Kenya police find record haul of smuggled ivory
MOMBASA, Kenya (Reuters) - Police in Kenya have seized two tonnes of ivory worth 100 million shillings ($1.15 million), the biggest haul on record in the east African country, officials said on Tuesday.
"This is a big catch, the biggest ever single seizure of ivory at the port of Mombasa," said Kiberenge Seroney, the port's police officer in charge of criminal investigations.
"We fail to understand where one gathers the courage to park such enormous quantities of ivory, hoping that they can slip through our security systems."
Poaching is a growing problem for sub-Saharan African countries reliant on rich wildlife in their game reserves to draw foreign tourists.
Heavily-armed criminals kill elephants and rhinos for their tusks, which are used for ornaments and in some folk medicines. Most of the elephant tusks smuggled from Africa ends up in Asian countries, according to police.

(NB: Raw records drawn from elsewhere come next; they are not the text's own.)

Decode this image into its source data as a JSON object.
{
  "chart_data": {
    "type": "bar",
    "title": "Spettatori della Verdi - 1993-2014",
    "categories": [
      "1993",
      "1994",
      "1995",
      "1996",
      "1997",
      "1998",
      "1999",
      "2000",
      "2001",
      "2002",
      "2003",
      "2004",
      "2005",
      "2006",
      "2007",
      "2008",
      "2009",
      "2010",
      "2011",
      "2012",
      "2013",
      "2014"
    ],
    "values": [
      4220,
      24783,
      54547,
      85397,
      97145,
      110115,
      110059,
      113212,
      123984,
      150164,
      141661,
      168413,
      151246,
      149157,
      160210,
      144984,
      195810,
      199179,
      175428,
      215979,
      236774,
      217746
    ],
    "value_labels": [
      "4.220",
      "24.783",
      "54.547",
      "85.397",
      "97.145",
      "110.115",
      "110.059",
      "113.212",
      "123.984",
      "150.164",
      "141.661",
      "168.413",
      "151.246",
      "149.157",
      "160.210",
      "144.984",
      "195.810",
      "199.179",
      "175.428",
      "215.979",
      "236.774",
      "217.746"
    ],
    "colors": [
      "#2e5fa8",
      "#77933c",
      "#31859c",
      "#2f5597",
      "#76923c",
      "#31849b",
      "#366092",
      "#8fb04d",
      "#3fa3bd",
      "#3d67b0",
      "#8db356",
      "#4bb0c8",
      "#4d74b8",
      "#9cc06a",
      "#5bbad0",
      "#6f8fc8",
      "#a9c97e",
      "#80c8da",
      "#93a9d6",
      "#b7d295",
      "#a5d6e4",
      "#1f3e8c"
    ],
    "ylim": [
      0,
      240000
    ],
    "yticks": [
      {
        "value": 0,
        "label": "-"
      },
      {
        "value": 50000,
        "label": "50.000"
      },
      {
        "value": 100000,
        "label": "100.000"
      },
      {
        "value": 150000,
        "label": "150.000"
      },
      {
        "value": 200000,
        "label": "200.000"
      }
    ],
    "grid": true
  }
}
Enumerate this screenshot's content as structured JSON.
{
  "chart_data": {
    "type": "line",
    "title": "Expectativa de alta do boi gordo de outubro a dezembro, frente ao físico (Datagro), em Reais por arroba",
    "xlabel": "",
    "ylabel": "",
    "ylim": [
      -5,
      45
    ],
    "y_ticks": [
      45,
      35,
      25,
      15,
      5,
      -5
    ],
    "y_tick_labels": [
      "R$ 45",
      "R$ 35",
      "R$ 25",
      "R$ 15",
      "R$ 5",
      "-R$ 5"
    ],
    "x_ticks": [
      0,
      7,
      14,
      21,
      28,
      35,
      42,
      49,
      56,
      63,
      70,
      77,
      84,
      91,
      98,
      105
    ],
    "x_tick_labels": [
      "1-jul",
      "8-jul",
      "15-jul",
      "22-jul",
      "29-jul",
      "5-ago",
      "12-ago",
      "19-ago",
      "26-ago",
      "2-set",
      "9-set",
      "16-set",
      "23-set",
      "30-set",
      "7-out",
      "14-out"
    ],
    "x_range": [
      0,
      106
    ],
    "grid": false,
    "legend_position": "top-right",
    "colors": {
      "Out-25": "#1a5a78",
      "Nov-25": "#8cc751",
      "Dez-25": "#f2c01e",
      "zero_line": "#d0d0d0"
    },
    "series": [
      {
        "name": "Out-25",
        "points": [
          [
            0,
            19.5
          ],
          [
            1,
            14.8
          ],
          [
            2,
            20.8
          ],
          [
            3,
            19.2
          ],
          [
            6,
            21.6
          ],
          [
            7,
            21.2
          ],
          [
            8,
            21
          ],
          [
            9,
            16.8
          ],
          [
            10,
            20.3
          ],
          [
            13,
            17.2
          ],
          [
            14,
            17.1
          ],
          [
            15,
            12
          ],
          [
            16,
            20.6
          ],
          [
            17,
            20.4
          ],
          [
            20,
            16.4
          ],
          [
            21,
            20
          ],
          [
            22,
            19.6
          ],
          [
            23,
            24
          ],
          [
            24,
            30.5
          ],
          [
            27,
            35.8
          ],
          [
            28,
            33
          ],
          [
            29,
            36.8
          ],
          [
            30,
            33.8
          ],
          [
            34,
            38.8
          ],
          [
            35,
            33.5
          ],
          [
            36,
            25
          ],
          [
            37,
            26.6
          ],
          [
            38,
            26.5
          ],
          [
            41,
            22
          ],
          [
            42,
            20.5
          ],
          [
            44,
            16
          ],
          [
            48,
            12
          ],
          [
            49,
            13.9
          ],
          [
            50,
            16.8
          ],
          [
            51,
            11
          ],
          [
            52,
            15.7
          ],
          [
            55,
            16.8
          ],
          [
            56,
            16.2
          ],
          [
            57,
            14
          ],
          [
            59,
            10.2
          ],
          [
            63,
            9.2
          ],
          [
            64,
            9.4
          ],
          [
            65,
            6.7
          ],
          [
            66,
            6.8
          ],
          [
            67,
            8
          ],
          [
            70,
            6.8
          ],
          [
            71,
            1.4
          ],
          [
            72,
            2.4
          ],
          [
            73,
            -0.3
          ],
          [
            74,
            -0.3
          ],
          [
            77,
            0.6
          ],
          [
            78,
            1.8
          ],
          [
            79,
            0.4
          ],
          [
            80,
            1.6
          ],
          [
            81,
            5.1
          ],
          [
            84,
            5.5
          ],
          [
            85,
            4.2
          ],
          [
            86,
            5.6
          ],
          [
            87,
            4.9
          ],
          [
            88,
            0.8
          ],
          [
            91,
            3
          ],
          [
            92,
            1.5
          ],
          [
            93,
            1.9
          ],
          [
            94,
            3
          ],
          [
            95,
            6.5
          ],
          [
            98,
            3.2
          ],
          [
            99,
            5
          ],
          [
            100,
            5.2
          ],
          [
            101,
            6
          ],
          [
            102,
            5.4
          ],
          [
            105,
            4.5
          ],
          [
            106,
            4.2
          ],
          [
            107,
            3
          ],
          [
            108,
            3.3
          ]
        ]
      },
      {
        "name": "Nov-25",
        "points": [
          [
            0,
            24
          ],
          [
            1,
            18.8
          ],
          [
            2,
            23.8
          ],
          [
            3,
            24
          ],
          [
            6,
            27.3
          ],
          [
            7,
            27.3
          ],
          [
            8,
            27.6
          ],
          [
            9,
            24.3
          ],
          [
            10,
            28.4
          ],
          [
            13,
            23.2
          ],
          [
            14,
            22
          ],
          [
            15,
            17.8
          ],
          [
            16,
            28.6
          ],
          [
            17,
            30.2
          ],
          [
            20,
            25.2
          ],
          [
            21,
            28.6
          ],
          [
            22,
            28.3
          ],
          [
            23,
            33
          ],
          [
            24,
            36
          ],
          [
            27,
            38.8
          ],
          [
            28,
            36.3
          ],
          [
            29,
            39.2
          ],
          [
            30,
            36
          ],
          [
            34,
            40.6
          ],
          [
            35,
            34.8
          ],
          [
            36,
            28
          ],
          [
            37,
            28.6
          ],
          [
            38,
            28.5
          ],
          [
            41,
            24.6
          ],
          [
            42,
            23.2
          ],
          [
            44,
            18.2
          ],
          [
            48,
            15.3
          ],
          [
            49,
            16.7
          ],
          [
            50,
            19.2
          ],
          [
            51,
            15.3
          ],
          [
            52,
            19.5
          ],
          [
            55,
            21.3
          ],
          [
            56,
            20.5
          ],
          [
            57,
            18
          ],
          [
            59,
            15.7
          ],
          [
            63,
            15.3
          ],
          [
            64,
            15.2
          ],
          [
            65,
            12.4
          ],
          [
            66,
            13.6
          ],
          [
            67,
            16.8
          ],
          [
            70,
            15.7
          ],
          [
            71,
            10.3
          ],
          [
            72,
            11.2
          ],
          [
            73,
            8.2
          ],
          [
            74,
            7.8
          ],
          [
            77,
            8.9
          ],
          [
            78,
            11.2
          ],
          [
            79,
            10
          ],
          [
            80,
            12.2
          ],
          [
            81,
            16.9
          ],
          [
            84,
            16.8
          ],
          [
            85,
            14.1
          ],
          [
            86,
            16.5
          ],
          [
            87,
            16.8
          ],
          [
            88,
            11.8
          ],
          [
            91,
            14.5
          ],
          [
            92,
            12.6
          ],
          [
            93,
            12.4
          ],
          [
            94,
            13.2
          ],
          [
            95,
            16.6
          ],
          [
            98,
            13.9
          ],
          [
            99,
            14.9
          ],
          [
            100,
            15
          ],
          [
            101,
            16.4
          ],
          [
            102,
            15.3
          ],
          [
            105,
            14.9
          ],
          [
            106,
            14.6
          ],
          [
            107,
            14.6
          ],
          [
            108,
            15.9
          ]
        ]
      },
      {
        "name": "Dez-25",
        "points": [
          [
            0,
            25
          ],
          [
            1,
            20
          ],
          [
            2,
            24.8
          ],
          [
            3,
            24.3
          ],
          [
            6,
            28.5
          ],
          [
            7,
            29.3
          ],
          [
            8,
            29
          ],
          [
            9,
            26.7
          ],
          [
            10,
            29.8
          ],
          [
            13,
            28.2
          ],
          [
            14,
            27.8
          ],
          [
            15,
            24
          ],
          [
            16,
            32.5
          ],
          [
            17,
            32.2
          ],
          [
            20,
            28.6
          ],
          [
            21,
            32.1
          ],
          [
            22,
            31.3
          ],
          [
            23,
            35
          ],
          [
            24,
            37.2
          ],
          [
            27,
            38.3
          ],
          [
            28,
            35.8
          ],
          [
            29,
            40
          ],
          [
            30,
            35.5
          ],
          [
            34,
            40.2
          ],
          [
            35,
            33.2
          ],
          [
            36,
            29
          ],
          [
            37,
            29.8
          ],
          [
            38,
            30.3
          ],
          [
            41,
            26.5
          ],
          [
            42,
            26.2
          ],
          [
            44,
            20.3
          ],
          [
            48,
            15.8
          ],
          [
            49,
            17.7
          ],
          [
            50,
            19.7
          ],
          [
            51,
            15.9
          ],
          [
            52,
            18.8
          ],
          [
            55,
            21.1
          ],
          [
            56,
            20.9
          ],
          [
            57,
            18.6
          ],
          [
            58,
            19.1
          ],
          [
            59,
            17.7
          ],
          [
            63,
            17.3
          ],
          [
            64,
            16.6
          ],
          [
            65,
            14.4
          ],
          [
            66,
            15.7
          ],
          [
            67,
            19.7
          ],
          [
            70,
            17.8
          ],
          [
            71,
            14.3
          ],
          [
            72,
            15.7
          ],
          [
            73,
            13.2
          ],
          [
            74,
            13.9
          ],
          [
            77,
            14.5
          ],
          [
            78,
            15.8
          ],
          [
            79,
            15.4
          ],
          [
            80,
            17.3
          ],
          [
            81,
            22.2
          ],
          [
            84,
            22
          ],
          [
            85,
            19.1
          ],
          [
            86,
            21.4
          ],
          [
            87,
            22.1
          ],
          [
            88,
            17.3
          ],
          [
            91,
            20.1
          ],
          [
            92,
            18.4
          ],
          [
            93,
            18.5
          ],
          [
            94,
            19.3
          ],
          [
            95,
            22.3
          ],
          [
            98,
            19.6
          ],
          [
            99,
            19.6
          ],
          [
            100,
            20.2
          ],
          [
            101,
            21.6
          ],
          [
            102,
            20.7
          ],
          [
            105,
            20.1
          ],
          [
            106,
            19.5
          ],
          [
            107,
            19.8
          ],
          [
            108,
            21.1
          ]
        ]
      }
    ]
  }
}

On January 5, poachers killed a family of 11 elephants in the biggest single mass shooting of the animals on record in Kenya, wildlife officials said.
Gitau Gitau, an assistant commissioner with the Kenya Revenue Authority, said paperwork accompanying a container at the port of Mombasa declared it contained decorative stones.
"But when we opened it we found elephant tusks," said Gitau as he displayed the ivory. "The ivory was originating from Rwanda and Tanzania and was to be exported to Indonesia."